Le bus démarre, mon jeu aussi.

— C'est bien mignon les conversations sur Facebook mais je préfère te parler en direct live. C'est plus... charnelle.

J'ai accompagné cette phrase d'un haussement de sourcils et là fut mon erreur. Elle comprend tout de suite où je veux en venir, elle sait à quoi je joue, et en un instant, la panique sur son visage se transforme en un sourire machiavélique. Je sens qu'elle va me la faire à l'envers.

— Mais je t'en pris Amy, installe toi convenablement, mets toi à l'aise.

Chiotte. Les petits noms, ça va me mettre dedans. Je ne me démonte pas, m'appuis sur l'accoudoir et pose mon genou sur le sien, l'air de rien. Je pense avoir gagner une manche mais elle pose sa main sur ma cuisse et là, surprise, ça me fait beaucoup plus d'effet que prévu.

Oula, on ne va pas faire ça Amelia, on ne va pas commencer à s'enticher d'une hétéro, qui plus est blonde, pouf et en couple. Tiens, en parlant de ça, j'ai de quoi marquer quelques points.

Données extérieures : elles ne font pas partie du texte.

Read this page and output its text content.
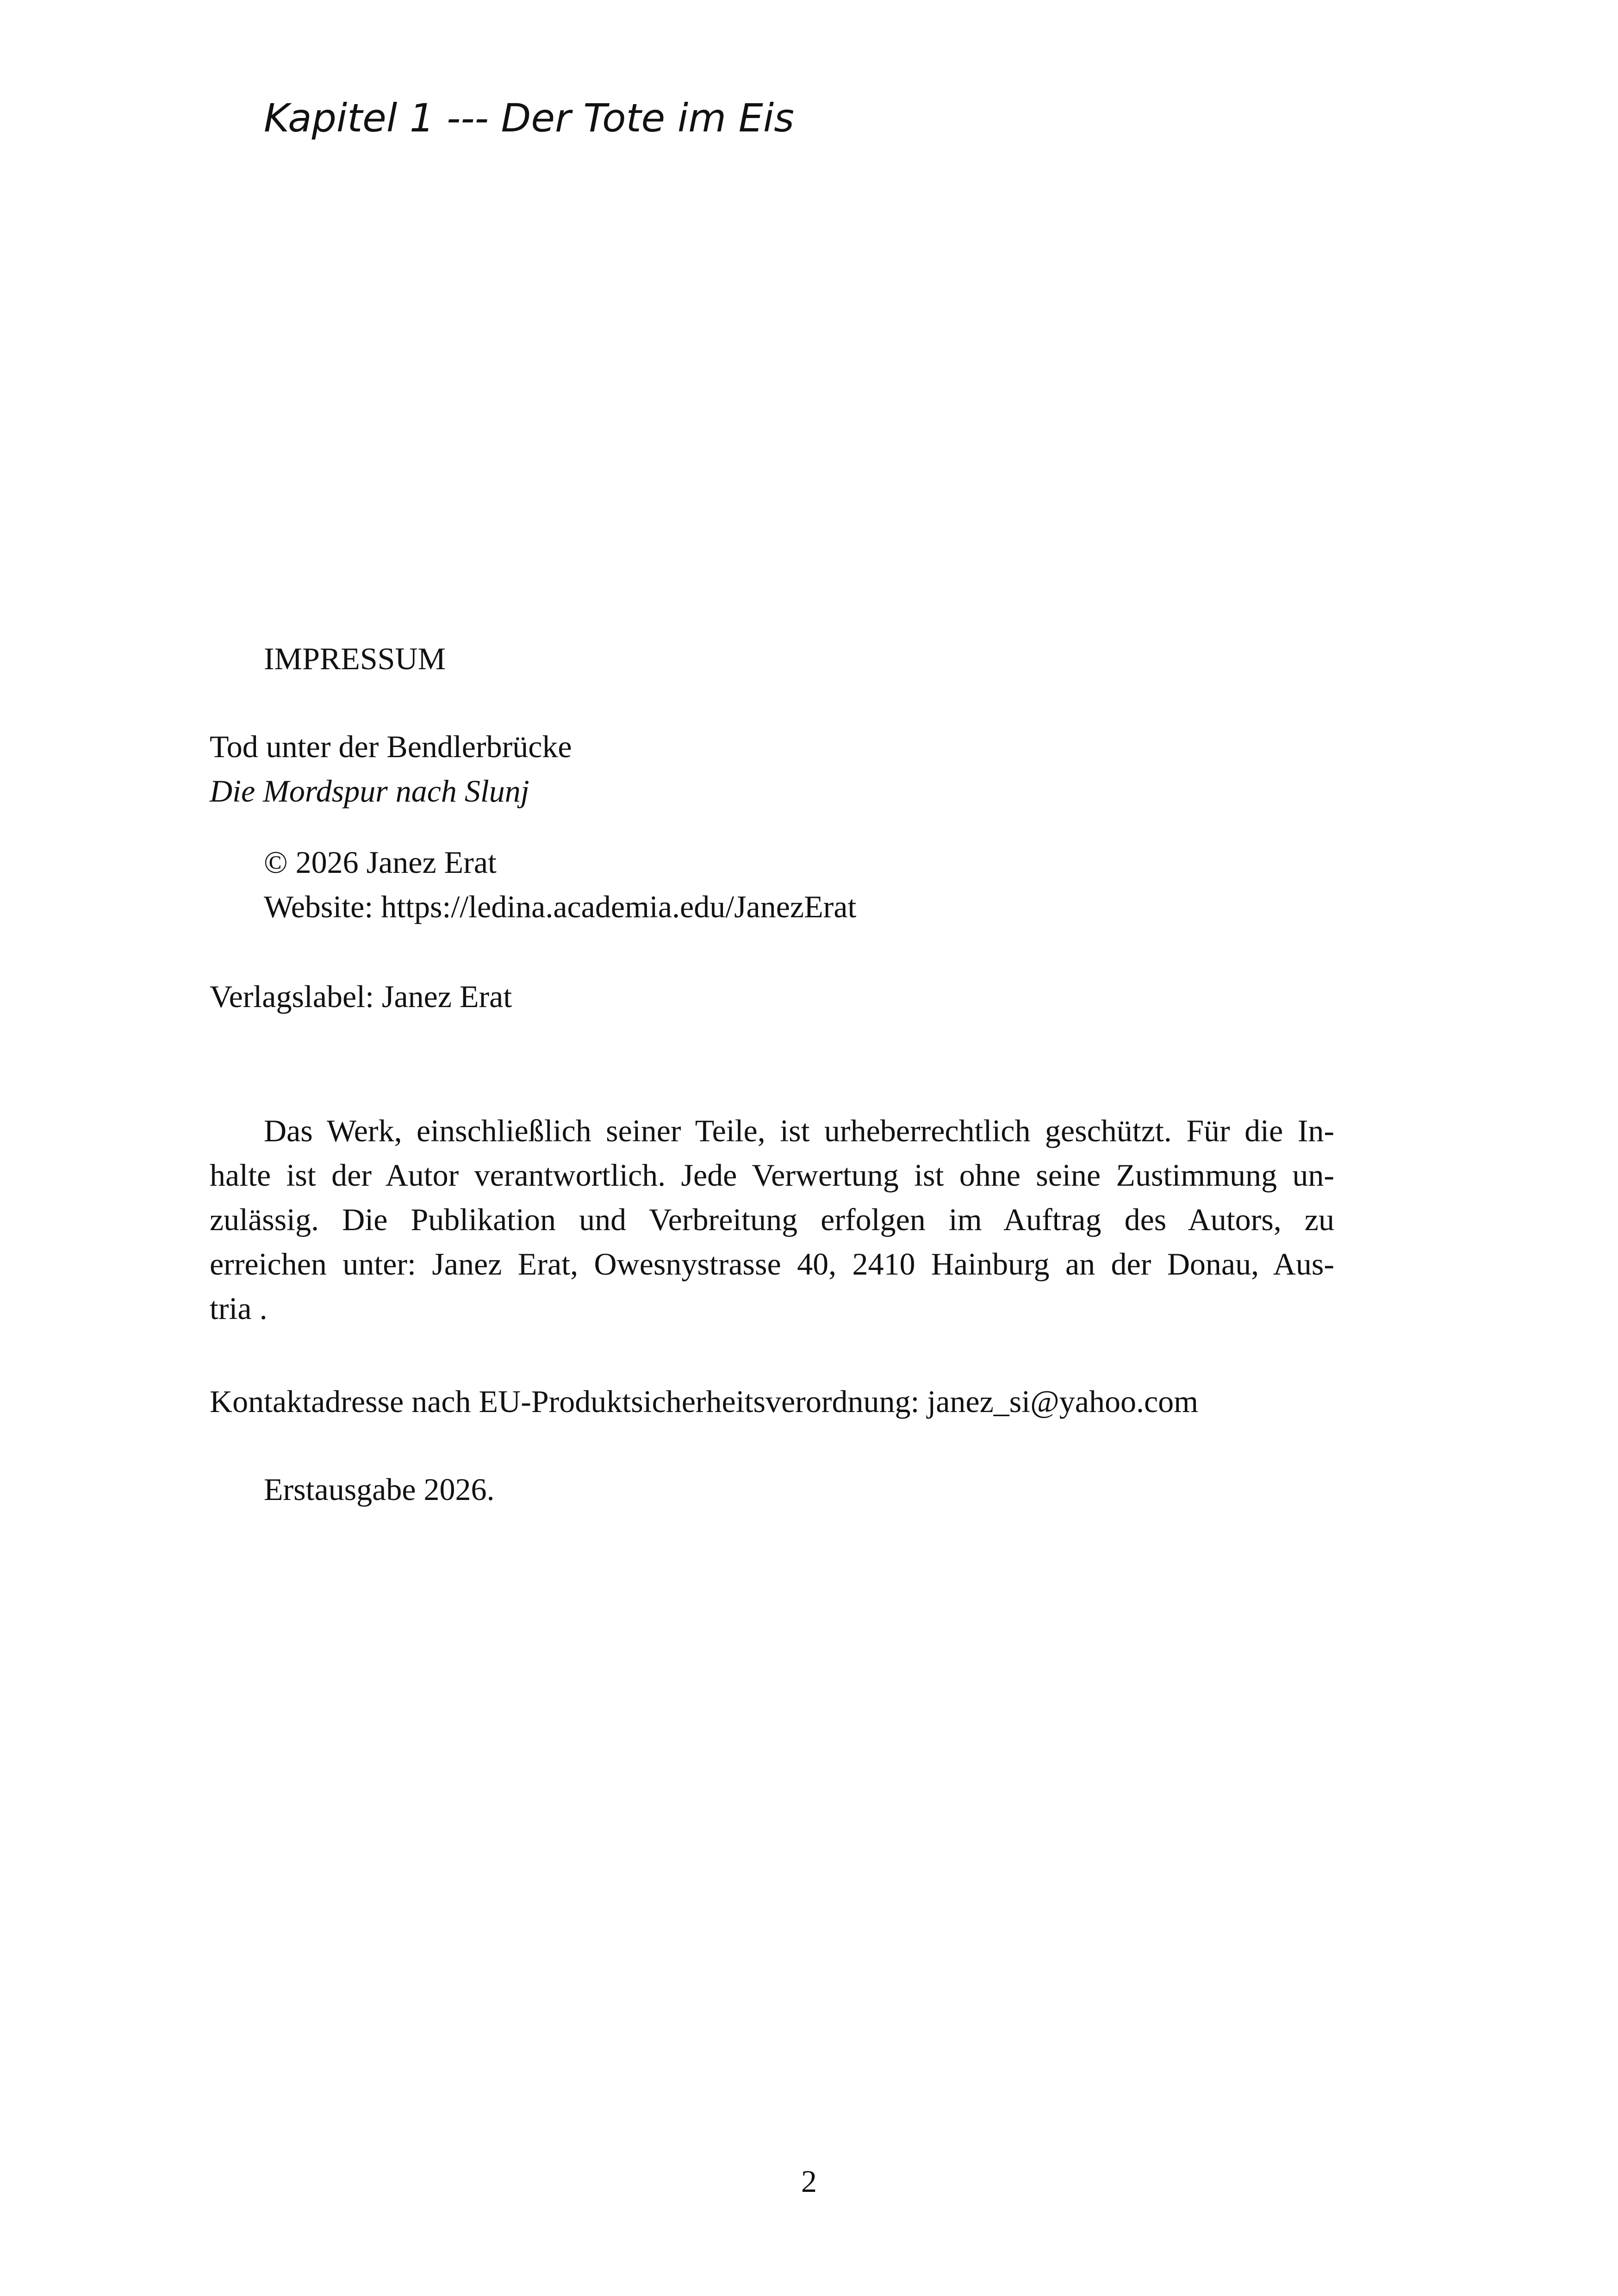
Kapitel 1 --- Der Tote im Eis
IMPRESSUM
Tod unter der Bendlerbrücke
Die Mordspur nach Slunj
© 2026 Janez Erat
Website: https://ledina.academia.edu/JanezErat
Verlagslabel: Janez Erat
Das Werk, einschließlich seiner Teile, ist urheberrechtlich geschützt. Für die In-
halte ist der Autor verantwortlich. Jede Verwertung ist ohne seine Zustimmung un-
zulässig. Die Publikation und Verbreitung erfolgen im Auftrag des Autors, zu
erreichen unter: Janez Erat, Owesnystrasse 40, 2410 Hainburg an der Donau, Aus-
tria .
Kontaktadresse nach EU-Produktsicherheitsverordnung: janez_si@yahoo.com
Erstausgabe 2026.
2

— Ton mec serait sans doute content si il savait que tu caresses la jambe de quelqu'un d'autre.

— Mon mec serait aux anges s'il me voyait tripoter une autre fille.

— Tripotter? je répéte. Il est peut-être un peu tôt.

— Ou trop tard, s'amuse-t-elle à me repousser quand le bus s'arrête. C'est là que monte ta grande copine Hilena.

Ok, je lui accorde cette manche. Je me relève et vais m'assoir au fond du bus. Hilena me rejoint, très surprise, mais pas par mon look.

— Je n'ai pas rêvé, dit-elle en s'assaillant, tu étais bien en train de parler à Jessica?

Le bus redémarre et je ne peux m'empêcher de regarder son mec s'installer à la place que j'occupais à peine une minute plus tôt. Elle l'embrasse, le caresse, et je me rend soudain compte que non seulement elle s'amuse de moi, mais qu'en plus elle va me faire mal. Il faut absolument que j'arrête avant de perdre des plumes, je n'en ai pas assez pour me le permettre.

— C'est juste ma voisine.

Une ombre passe sur le visage de mon amie.

— Tu habites en face de chez elle?

J'opine de la tête, ses traits se durcissent.

— Quelle chambre?

— La plus petite, je ne suis même pas sûre qu'on puisse considérer ça comme une chambre.

Je ne comprend pas ce que ça peut lui faire.

— Tu y es heureuse? Dans cette maison, je veux dire.

C'est la première fois qu'Hilena me parle aussi sérieusement.

— Je ne pense pas qu'un jour je pourrais utiliser l'adjectif heureuse pour me qualifier, et je déteste vivre dans la famille de ma soeur, mais j'ai connu bien pire. Pourquoi?

— Pour rien.

Elle se referme instantanément et sort son carnet à gribouillage. Je m'apprête à remettre mes écouteurs quand elle relève la tête. Elle aussi observe Jess et son copain. Peut-être qu'elle est secrètement amoureuse d'elle. Peut-être que le beau rugby man n'est qu'une diversion pour compenser une attirance maladive pour les belles blondes, qui sait.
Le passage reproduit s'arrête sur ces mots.